Early Years Foundation Stage
At the end of Reception the EYFS Profile must be completed for each child. It provides parents a well-rounded picture of a child’s knowledge, understanding and abilities, their progress against expected levels, and their readiness for Year 1. Assessment for the EYFS profile is largely drawn from skilled observation of the child but will also include parental contributions and those of other adults working with the child. The EYFS profile indicates whether children are beginning to meeting expected levels of development (emerging), working at the expected levels or exceeding them. It is important to remember that all children develop at different rates and at this young age a few months can make a huge difference.

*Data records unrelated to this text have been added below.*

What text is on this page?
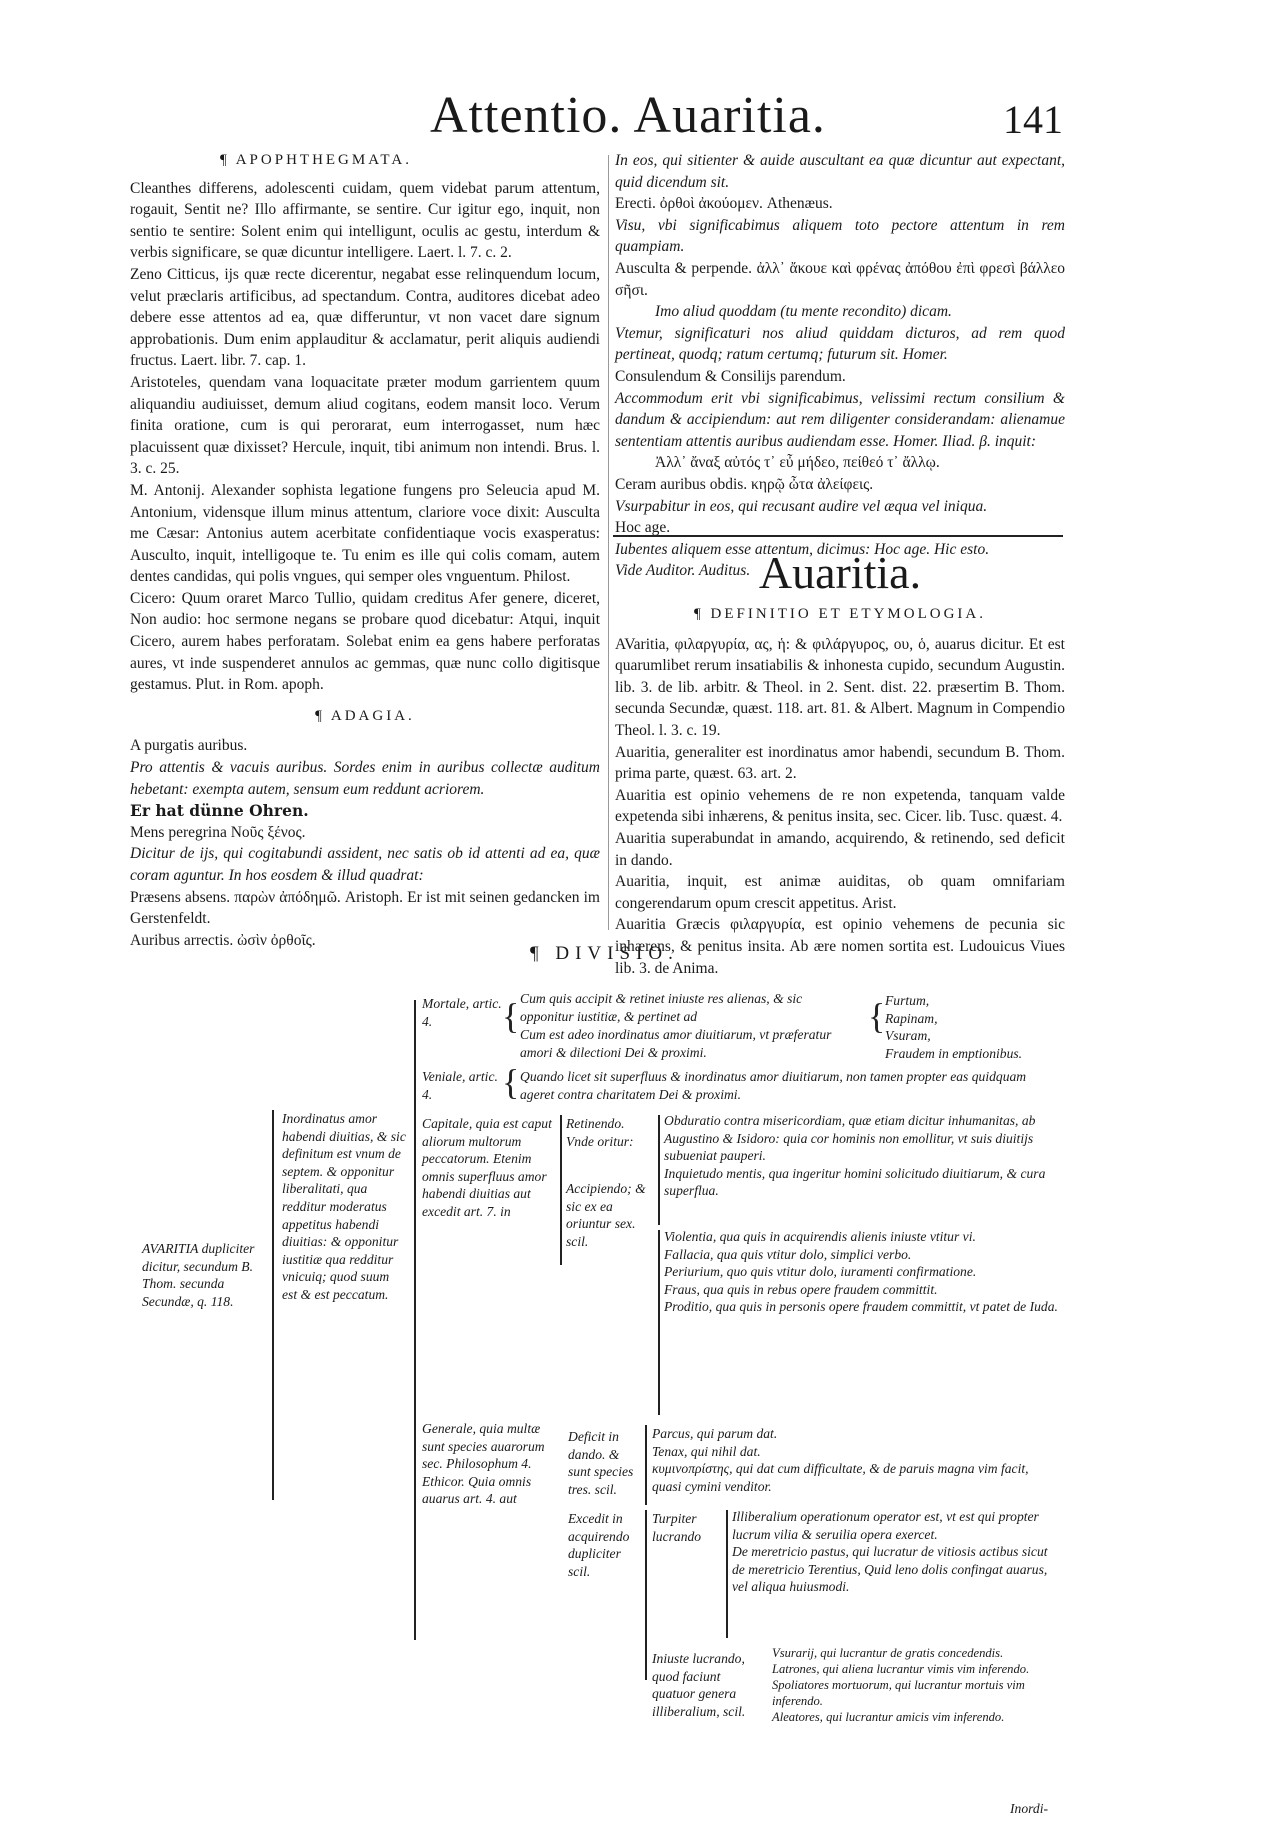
Attentio. Auaritia.	141
¶ APOPHTHEGMATA.

Cleanthes differens, adolescenti cuidam, quem videbat parum attentum, rogauit, Sentit ne? Illo affirmante, se sentire. Cur igitur ego, inquit, non sentio te sentire: Solent enim qui intelligunt, oculis ac gestu, interdum & verbis significare, se quæ dicuntur intelligere. Laert. l. 7. c. 2.

Zeno Citticus, ijs quæ recte dicerentur, negabat esse relinquendum locum, velut præclaris artificibus, ad spectandum. Contra, auditores dicebat adeo debere esse attentos ad ea, quæ differuntur, vt non vacet dare signum approbationis. Dum enim applauditur & acclamatur, perit aliquis audiendi fructus. Laert. libr. 7. cap. 1.

Aristoteles, quendam vana loquacitate præter modum garrientem quum aliquandiu audiuisset, demum aliud cogitans, eodem mansit loco. Verum finita oratione, cum is qui perorarat, eum interrogasset, num hæc placuissent quæ dixisset? Hercule, inquit, tibi animum non intendi. Brus. l. 3. c. 25.

M. Antonij. Alexander sophista legatione fungens pro Seleucia apud M. Antonium, vidensque illum minus attentum, clariore voce dixit: Ausculta me Cæsar: Antonius autem acerbitate confidentiaque vocis exasperatus: Ausculto, inquit, intelligoque te. Tu enim es ille qui colis comam, autem dentes candidas, qui polis vngues, qui semper oles vnguentum. Philost.

Cicero: Quum oraret Marco Tullio, quidam creditus Afer genere, diceret, Non audio: hoc sermone negans se probare quod dicebatur: Atqui, inquit Cicero, aurem habes perforatam. Solebat enim ea gens habere perforatas aures, vt inde suspenderet annulos ac gemmas, quæ nunc collo digitisque gestamus. Plut. in Rom. apoph.

¶ ADAGIA.

A purgatis auribus.

Pro attentis & vacuis auribus. Sordes enim in auribus collectæ auditum hebetant: exempta autem, sensum eum reddunt acriorem.

Er hat dünne Ohren.

Mens peregrina Νοῦς ξένος.

Dicitur de ijs, qui cogitabundi assident, nec satis ob id attenti ad ea, quæ coram aguntur. In hos eosdem & illud quadrat:

Præsens absens. παρὼν ἀπόδημῶ. Aristoph. Er ist mit seinen gedancken im Gerstenfeldt.

Auribus arrectis. ὠσὶν ὀρθοῖς.

In eos, qui sitienter & auide auscultant ea quæ dicuntur aut expectant, quid dicendum sit.

Erecti. ὀρθοὶ ἀκούομεν. Athenæus.

Visu, vbi significabimus aliquem toto pectore attentum in rem quampiam.

Ausculta & perpende. ἀλλ᾽ ἄκουε καὶ φρένας ἀπόθου ἐπὶ φρεσὶ βάλλεο σῆσι.

Imo aliud quoddam (tu mente recondito) dicam.

Vtemur, significaturi nos aliud quiddam dicturos, ad rem quod pertineat, quodq; ratum certumq; futurum sit. Homer.

Consulendum & Consilijs parendum.

Accommodum erit vbi significabimus, velissimi rectum consilium & dandum & accipiendum: aut rem diligenter considerandam: alienamue sententiam attentis auribus audiendam esse. Homer. Iliad. β. inquit:

Ἀλλ᾽ ἄναξ αὐτός τ᾽ εὖ μήδεο, πείθεό τ᾽ ἄλλῳ.

Ceram auribus obdis. κηρῷ ὦτα ἀλείφεις.

Vsurpabitur in eos, qui recusant audire vel æqua vel iniqua.

Hoc age.

Iubentes aliquem esse attentum, dicimus: Hoc age. Hic esto.

Vide Auditor. Auditus. Auaritia.
¶ DEFINITIO ET ETYMOLOGIA.

AVaritia, φιλαργυρία, ας, ἡ: & φιλάργυρος, ου, ὁ, auarus dicitur. Et est quarumlibet rerum insatiabilis & inhonesta cupido, secundum Augustin. lib. 3. de lib. arbitr. & Theol. in 2. Sent. dist. 22. præsertim B. Thom. secunda Secundæ, quæst. 118. art. 81. & Albert. Magnum in Compendio Theol. l. 3. c. 19.

Auaritia, generaliter est inordinatus amor habendi, secundum B. Thom. prima parte, quæst. 63. art. 2.

Auaritia est opinio vehemens de re non expetenda, tanquam valde expetenda sibi inhærens, & penitus insita, sec. Cicer. lib. Tusc. quæst. 4.

Auaritia superabundat in amando, acquirendo, & retinendo, sed deficit in dando.

Auaritia, inquit, est animæ auiditas, ob quam omnifariam congerendarum opum crescit appetitus. Arist.

Auaritia Græcis φιλαργυρία, est opinio vehemens de pecunia sic inhærens, & penitus insita. Ab ære nomen sortita est. Ludouicus Viues lib. 3. de Anima.

¶ DIVISIO.
AVARITIA dupliciter dicitur, secundum B. Thom. secunda Secundæ, q. 118.
Inordinatus amor habendi diuitias, & sic definitum est vnum de septem. & opponitur liberalitati, qua redditur moderatus appetitus habendi diuitias: & opponitur iustitiæ qua redditur vnicuiq; quod suum est & est peccatum.
Mortale, artic. 4.	{ Cum quis accipit & retinet iniuste res alienas, & sic opponitur iustitiæ, & pertinet ad
Cum est adeo inordinatus amor diuitiarum, vt præferatur amori & dilectioni Dei & proximi.
{ Furtum,
Rapinam,
Vsuram,
Fraudem in emptionibus.
Veniale, artic. 4.	{ Quando licet sit superfluus & inordinatus amor diuitiarum, non tamen propter eas quidquam ageret contra charitatem Dei & proximi.
Capitale, quia est caput aliorum multorum peccatorum. Etenim omnis superfluus amor habendi diuitias aut excedit art. 7. in
Retinendo. Vnde oritur:
Accipiendo; & sic ex ea oriuntur sex. scil.
Obduratio contra misericordiam, quæ etiam dicitur inhumanitas, ab Augustino & Isidoro: quia cor hominis non emollitur, vt suis diuitijs subueniat pauperi.
Inquietudo mentis, qua ingeritur homini solicitudo diuitiarum, & cura superflua.
Violentia, qua quis in acquirendis alienis iniuste vtitur vi.
Fallacia, qua quis vtitur dolo, simplici verbo.
Periurium, quo quis vtitur dolo, iuramenti confirmatione.
Fraus, qua quis in rebus opere fraudem committit.
Proditio, qua quis in personis opere fraudem committit, vt patet de Iuda.
Deficit in dando. & sunt species tres. scil.
Parcus, qui parum dat.
Tenax, qui nihil dat.
κυμινοπρίστης, qui dat cum difficultate, & de paruis magna vim facit, quasi cymini venditor.
Generale, quia multæ sunt species auarorum sec. Philosophum 4. Ethicor. Quia omnis auarus art. 4. aut
Excedit in acquirendo dupliciter scil.
Turpiter lucrando
Illiberalium operationum operator est, vt est qui propter lucrum vilia & seruilia opera exercet.
De meretricio pastus, qui lucratur de vitiosis actibus sicut de meretricio Terentius, Quid leno dolis confingat auarus, vel aliqua huiusmodi.
Iniuste lucrando, quod faciunt quatuor genera illiberalium, scil.
Vsurarij, qui lucrantur de gratis concedendis.
Latrones, qui aliena lucrantur vimis vim inferendo.
Spoliatores mortuorum, qui lucrantur mortuis vim inferendo.
Aleatores, qui lucrantur amicis vim inferendo.
Inordi-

Children in the EYFS are assessed according early learning goals.
The prime areas are:
- communication and language
- physical development
- personal, social and emotional development
The specific areas are:
- Literacy: reading and writing
- Mathematics: numbers; shape, space and measures
- Understanding the world People and communities; the world and technology
- Expressive arts and design Exploring and using media and materials and Being imaginative
Towards the end of Year 1 children are assessed on their phonic knowledge.
All children need to be able to identify sounds associated with different letters and letter combinations (called graphemes and phonemes) and then blend these sounds together to correctly say the word on the page. The same skill is needed to help children with both reading and writing. This assessment identifies children who are not using sounds to the expected level and, in that case, the child will take the screening check again when they are in Year 2 following additional support from school.
The Phonics Screening Check consists of a list of 40 words, half real words and half non-words, which Year 1 children read to their class teacher. Administering the assessment usually takes between four and nine minutes per child.
Non-words (made up words) are included because they will be new to all children. Children who can read non-words should have the skills to decode almost any unfamiliar word. The non-words are presented alongside a picture of an imaginary creature, and children are told the non-word is the name of that type of creature. This helps children to understand the non-word should not be matched to their existing vocabulary.